Dolan hardly fits the stereotype of a boutique organic farmer running his business at a loss to pursue an expensive dream of environmental and social nirvana. Not a chance: Fetzer says it's the sixth-largest premium winery in the United States; it sells 3.5 million cases of wine and posts annual revenues upward of $220 million. In 2002, Fetzer was the country's best-selling wine brand in the $7 to $10 category, with the number-one merlot and cabernet sauvignon as well as the number-two chardonnay and riesling. Fetzer wins awards, too: It took home more medals at the 2002 California State Fair than any other winery, has earned three Gold and two Best-in-Class medals for its premium varietals at the New World International Wine Competition, and won Wine & Spirits magazine's Winery of the Year award nine times. No, Dolan is no woolly-headed idealist. He's a fierce competitor who simply believes that business and social progress go hand in hand. As he writes in his book, "no margin, no mission."

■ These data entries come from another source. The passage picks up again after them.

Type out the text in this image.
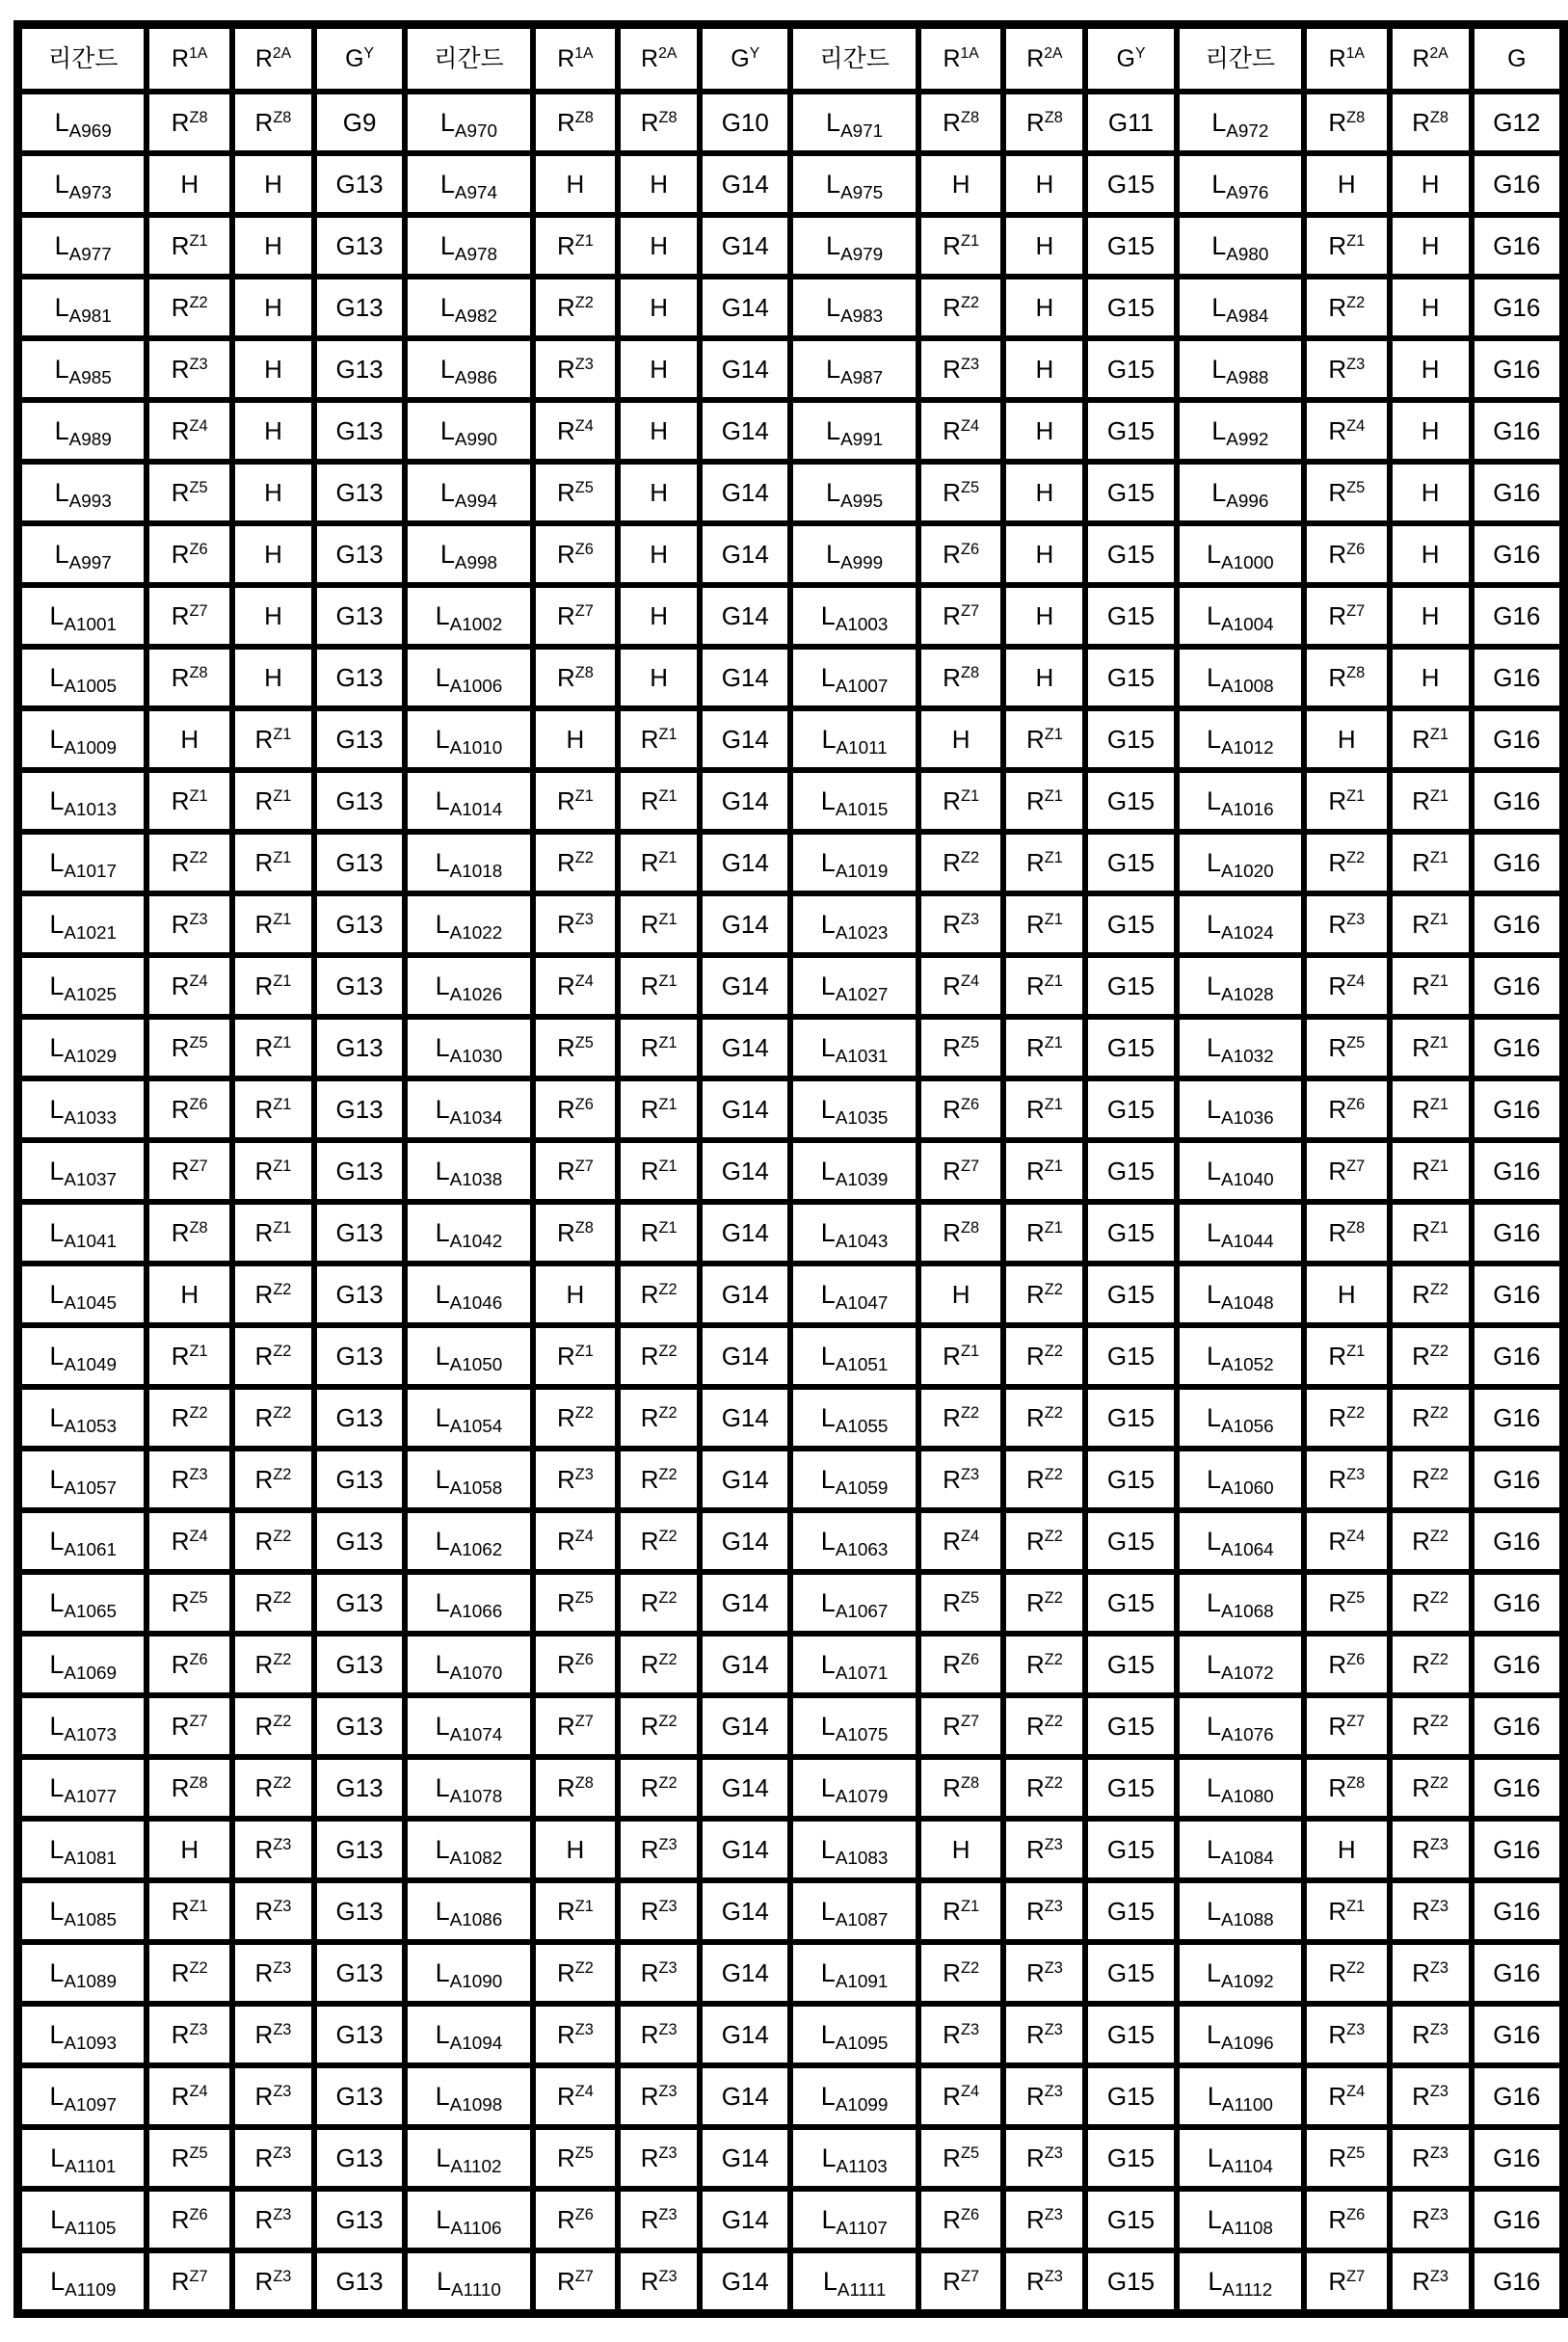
리간드	$R^{1A}$	$R^{2A}$	$G^Y$	리간드	$R^{1A}$	$R^{2A}$	$G^Y$	리간드	$R^{1A}$	$R^{2A}$	$G^Y$	리간드	$R^{1A}$	$R^{2A}$	G
$L_{A969}$	$R^{Z8}$	$R^{Z8}$	G9	$L_{A970}$	$R^{Z8}$	$R^{Z8}$	G10	$L_{A971}$	$R^{Z8}$	$R^{Z8}$	G11	$L_{A972}$	$R^{Z8}$	$R^{Z8}$	G12
$L_{A973}$	H	H	G13	$L_{A974}$	H	H	G14	$L_{A975}$	H	H	G15	$L_{A976}$	H	H	G16
$L_{A977}$	$R^{Z1}$	H	G13	$L_{A978}$	$R^{Z1}$	H	G14	$L_{A979}$	$R^{Z1}$	H	G15	$L_{A980}$	$R^{Z1}$	H	G16
$L_{A981}$	$R^{Z2}$	H	G13	$L_{A982}$	$R^{Z2}$	H	G14	$L_{A983}$	$R^{Z2}$	H	G15	$L_{A984}$	$R^{Z2}$	H	G16
$L_{A985}$	$R^{Z3}$	H	G13	$L_{A986}$	$R^{Z3}$	H	G14	$L_{A987}$	$R^{Z3}$	H	G15	$L_{A988}$	$R^{Z3}$	H	G16
$L_{A989}$	$R^{Z4}$	H	G13	$L_{A990}$	$R^{Z4}$	H	G14	$L_{A991}$	$R^{Z4}$	H	G15	$L_{A992}$	$R^{Z4}$	H	G16
$L_{A993}$	$R^{Z5}$	H	G13	$L_{A994}$	$R^{Z5}$	H	G14	$L_{A995}$	$R^{Z5}$	H	G15	$L_{A996}$	$R^{Z5}$	H	G16
$L_{A997}$	$R^{Z6}$	H	G13	$L_{A998}$	$R^{Z6}$	H	G14	$L_{A999}$	$R^{Z6}$	H	G15	$L_{A1000}$	$R^{Z6}$	H	G16
$L_{A1001}$	$R^{Z7}$	H	G13	$L_{A1002}$	$R^{Z7}$	H	G14	$L_{A1003}$	$R^{Z7}$	H	G15	$L_{A1004}$	$R^{Z7}$	H	G16
$L_{A1005}$	$R^{Z8}$	H	G13	$L_{A1006}$	$R^{Z8}$	H	G14	$L_{A1007}$	$R^{Z8}$	H	G15	$L_{A1008}$	$R^{Z8}$	H	G16
$L_{A1009}$	H	$R^{Z1}$	G13	$L_{A1010}$	H	$R^{Z1}$	G14	$L_{A1011}$	H	$R^{Z1}$	G15	$L_{A1012}$	H	$R^{Z1}$	G16
$L_{A1013}$	$R^{Z1}$	$R^{Z1}$	G13	$L_{A1014}$	$R^{Z1}$	$R^{Z1}$	G14	$L_{A1015}$	$R^{Z1}$	$R^{Z1}$	G15	$L_{A1016}$	$R^{Z1}$	$R^{Z1}$	G16
$L_{A1017}$	$R^{Z2}$	$R^{Z1}$	G13	$L_{A1018}$	$R^{Z2}$	$R^{Z1}$	G14	$L_{A1019}$	$R^{Z2}$	$R^{Z1}$	G15	$L_{A1020}$	$R^{Z2}$	$R^{Z1}$	G16
$L_{A1021}$	$R^{Z3}$	$R^{Z1}$	G13	$L_{A1022}$	$R^{Z3}$	$R^{Z1}$	G14	$L_{A1023}$	$R^{Z3}$	$R^{Z1}$	G15	$L_{A1024}$	$R^{Z3}$	$R^{Z1}$	G16
$L_{A1025}$	$R^{Z4}$	$R^{Z1}$	G13	$L_{A1026}$	$R^{Z4}$	$R^{Z1}$	G14	$L_{A1027}$	$R^{Z4}$	$R^{Z1}$	G15	$L_{A1028}$	$R^{Z4}$	$R^{Z1}$	G16
$L_{A1029}$	$R^{Z5}$	$R^{Z1}$	G13	$L_{A1030}$	$R^{Z5}$	$R^{Z1}$	G14	$L_{A1031}$	$R^{Z5}$	$R^{Z1}$	G15	$L_{A1032}$	$R^{Z5}$	$R^{Z1}$	G16
$L_{A1033}$	$R^{Z6}$	$R^{Z1}$	G13	$L_{A1034}$	$R^{Z6}$	$R^{Z1}$	G14	$L_{A1035}$	$R^{Z6}$	$R^{Z1}$	G15	$L_{A1036}$	$R^{Z6}$	$R^{Z1}$	G16
$L_{A1037}$	$R^{Z7}$	$R^{Z1}$	G13	$L_{A1038}$	$R^{Z7}$	$R^{Z1}$	G14	$L_{A1039}$	$R^{Z7}$	$R^{Z1}$	G15	$L_{A1040}$	$R^{Z7}$	$R^{Z1}$	G16
$L_{A1041}$	$R^{Z8}$	$R^{Z1}$	G13	$L_{A1042}$	$R^{Z8}$	$R^{Z1}$	G14	$L_{A1043}$	$R^{Z8}$	$R^{Z1}$	G15	$L_{A1044}$	$R^{Z8}$	$R^{Z1}$	G16
$L_{A1045}$	H	$R^{Z2}$	G13	$L_{A1046}$	H	$R^{Z2}$	G14	$L_{A1047}$	H	$R^{Z2}$	G15	$L_{A1048}$	H	$R^{Z2}$	G16
$L_{A1049}$	$R^{Z1}$	$R^{Z2}$	G13	$L_{A1050}$	$R^{Z1}$	$R^{Z2}$	G14	$L_{A1051}$	$R^{Z1}$	$R^{Z2}$	G15	$L_{A1052}$	$R^{Z1}$	$R^{Z2}$	G16
$L_{A1053}$	$R^{Z2}$	$R^{Z2}$	G13	$L_{A1054}$	$R^{Z2}$	$R^{Z2}$	G14	$L_{A1055}$	$R^{Z2}$	$R^{Z2}$	G15	$L_{A1056}$	$R^{Z2}$	$R^{Z2}$	G16
$L_{A1057}$	$R^{Z3}$	$R^{Z2}$	G13	$L_{A1058}$	$R^{Z3}$	$R^{Z2}$	G14	$L_{A1059}$	$R^{Z3}$	$R^{Z2}$	G15	$L_{A1060}$	$R^{Z3}$	$R^{Z2}$	G16
$L_{A1061}$	$R^{Z4}$	$R^{Z2}$	G13	$L_{A1062}$	$R^{Z4}$	$R^{Z2}$	G14	$L_{A1063}$	$R^{Z4}$	$R^{Z2}$	G15	$L_{A1064}$	$R^{Z4}$	$R^{Z2}$	G16
$L_{A1065}$	$R^{Z5}$	$R^{Z2}$	G13	$L_{A1066}$	$R^{Z5}$	$R^{Z2}$	G14	$L_{A1067}$	$R^{Z5}$	$R^{Z2}$	G15	$L_{A1068}$	$R^{Z5}$	$R^{Z2}$	G16
$L_{A1069}$	$R^{Z6}$	$R^{Z2}$	G13	$L_{A1070}$	$R^{Z6}$	$R^{Z2}$	G14	$L_{A1071}$	$R^{Z6}$	$R^{Z2}$	G15	$L_{A1072}$	$R^{Z6}$	$R^{Z2}$	G16
$L_{A1073}$	$R^{Z7}$	$R^{Z2}$	G13	$L_{A1074}$	$R^{Z7}$	$R^{Z2}$	G14	$L_{A1075}$	$R^{Z7}$	$R^{Z2}$	G15	$L_{A1076}$	$R^{Z7}$	$R^{Z2}$	G16
$L_{A1077}$	$R^{Z8}$	$R^{Z2}$	G13	$L_{A1078}$	$R^{Z8}$	$R^{Z2}$	G14	$L_{A1079}$	$R^{Z8}$	$R^{Z2}$	G15	$L_{A1080}$	$R^{Z8}$	$R^{Z2}$	G16
$L_{A1081}$	H	$R^{Z3}$	G13	$L_{A1082}$	H	$R^{Z3}$	G14	$L_{A1083}$	H	$R^{Z3}$	G15	$L_{A1084}$	H	$R^{Z3}$	G16
$L_{A1085}$	$R^{Z1}$	$R^{Z3}$	G13	$L_{A1086}$	$R^{Z1}$	$R^{Z3}$	G14	$L_{A1087}$	$R^{Z1}$	$R^{Z3}$	G15	$L_{A1088}$	$R^{Z1}$	$R^{Z3}$	G16
$L_{A1089}$	$R^{Z2}$	$R^{Z3}$	G13	$L_{A1090}$	$R^{Z2}$	$R^{Z3}$	G14	$L_{A1091}$	$R^{Z2}$	$R^{Z3}$	G15	$L_{A1092}$	$R^{Z2}$	$R^{Z3}$	G16
$L_{A1093}$	$R^{Z3}$	$R^{Z3}$	G13	$L_{A1094}$	$R^{Z3}$	$R^{Z3}$	G14	$L_{A1095}$	$R^{Z3}$	$R^{Z3}$	G15	$L_{A1096}$	$R^{Z3}$	$R^{Z3}$	G16
$L_{A1097}$	$R^{Z4}$	$R^{Z3}$	G13	$L_{A1098}$	$R^{Z4}$	$R^{Z3}$	G14	$L_{A1099}$	$R^{Z4}$	$R^{Z3}$	G15	$L_{A1100}$	$R^{Z4}$	$R^{Z3}$	G16
$L_{A1101}$	$R^{Z5}$	$R^{Z3}$	G13	$L_{A1102}$	$R^{Z5}$	$R^{Z3}$	G14	$L_{A1103}$	$R^{Z5}$	$R^{Z3}$	G15	$L_{A1104}$	$R^{Z5}$	$R^{Z3}$	G16
$L_{A1105}$	$R^{Z6}$	$R^{Z3}$	G13	$L_{A1106}$	$R^{Z6}$	$R^{Z3}$	G14	$L_{A1107}$	$R^{Z6}$	$R^{Z3}$	G15	$L_{A1108}$	$R^{Z6}$	$R^{Z3}$	G16
$L_{A1109}$	$R^{Z7}$	$R^{Z3}$	G13	$L_{A1110}$	$R^{Z7}$	$R^{Z3}$	G14	$L_{A1111}$	$R^{Z7}$	$R^{Z3}$	G15	$L_{A1112}$	$R^{Z7}$	$R^{Z3}$	G16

It all started in 1986. Dolan was still the head wine maker, and Jim Fetzer--then CEO of the winery--decided to open an organic garden to provide food for the vineyard's tasting room and café. The theory: Great wine should be tasted with great food, and organic food was just coming into vogue. But when Dolan and Fetzer marveled over the quality of the first round of organic produce, the new gardener, Michael Maltas, challenged their use of "poisons" everywhere else on the property, asking, "How can you expect me to farm this way, when you guys are spraying chemicals in the vineyards?" Fetzer and Dolan decided he might be onto something. "Michael made us say, 'God, we've gotta try this in the vineyards,' " Dolan recalls. That year, he and Fetzer began to experiment with growing a small block of grapes organically.
When those first experimental grapes ripened, Dolan couldn't believe the difference in their taste. They made the nonorganic grapes seem bland. He continued the experiment with different blocks, and in 1989, he began growing large quantities of organic grapes. The results of the experiment convinced Dolan that years of applying chemical pesticides and fertilizers had stripped the soil of its richness and that the resulting dull grapes were affecting the quality of Fetzer's wine. In 1991, Fetzer launched a label called Bonterra (meaning "good earth"), made of 100% organically grown grapes. It was the first mass-marketed organic wine in the United States. The philosophy extends even to the packaging: To spare trees, Bonterra labels are made from a plant fiber known as kenaf and are printed with soy-based inks; the corks aren't sanitized with chlorine; and the cases are made from recycled cardboard.